Ali Bulaç hoca efendi ” ahlaki krizimizin sebepleri” başlıklı son yazısında müslüman toplumların içinde bulundukları durumun sebebi olarak “ahlak üretememeleri”‘ni ifade ediyor. bu ifadeyi çok sevdim, demekki ahlak her yeni durumda üretilen, üretilmesi gereken bir şey.
https://alibulac.net/category/gunun-yazisi/
her ülkenin istihbaratı olduğu gibi günümüzde belli konularda birleşerek grup oluşturan ülkelerin de o gruba has faliyet yürüten istihbarat örgütü var. ve bu örgütler kendi güvenlik telakkileri gereği hiç bir ahlak kuralıyla da sınırlandırılmıyor. başka ülkelerin içlerinde suikast operasyonları yaptıkları gibi kendi ülkelerinde yaptıklarından da muaf tutuluyorlar. ingiltere de işkencenin suç olmaktan çıkarılması bir örnek mesela. asya ülkelerinde zaten böyle bir suç tanımı yok.

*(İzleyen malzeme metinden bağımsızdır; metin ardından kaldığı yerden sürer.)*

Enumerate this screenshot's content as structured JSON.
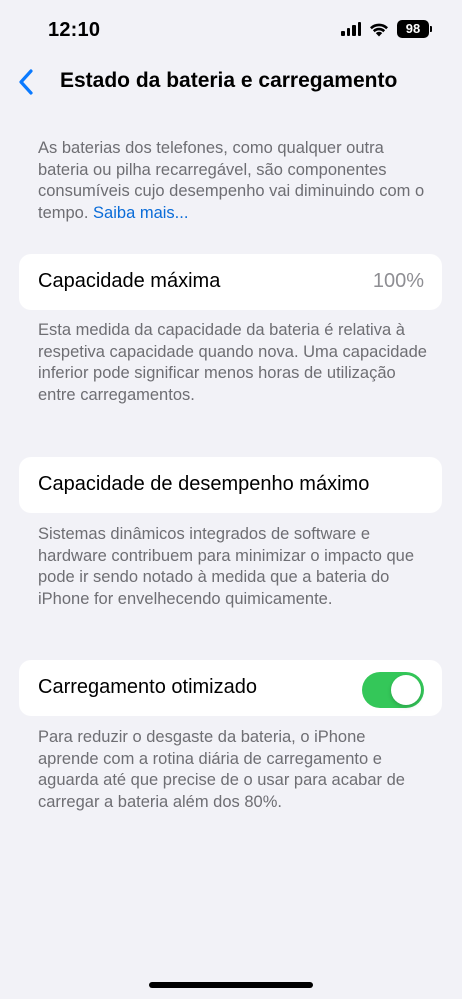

istihbarat örgütleri bu gün siyasal iktidarların en önemli yönetim aracı olarak görülüyor ve bu alanda personel ve araç gereç yatırımlarında hiç bir fedakarlık esirgenmiyor. çünkü konvansiyonel bir savaşın maliyetinden bu şekilde kurtulunacağı düşünülüyor.
peki bütün ülkeler bu alana yüklendiğinde (ki yükleniyor da zaten) hangi güçlü ülke kendini güvende hissedebilir?
dünyada istihbaratın ahlaki normlarını konuşmanın zamanı gelmedi mi?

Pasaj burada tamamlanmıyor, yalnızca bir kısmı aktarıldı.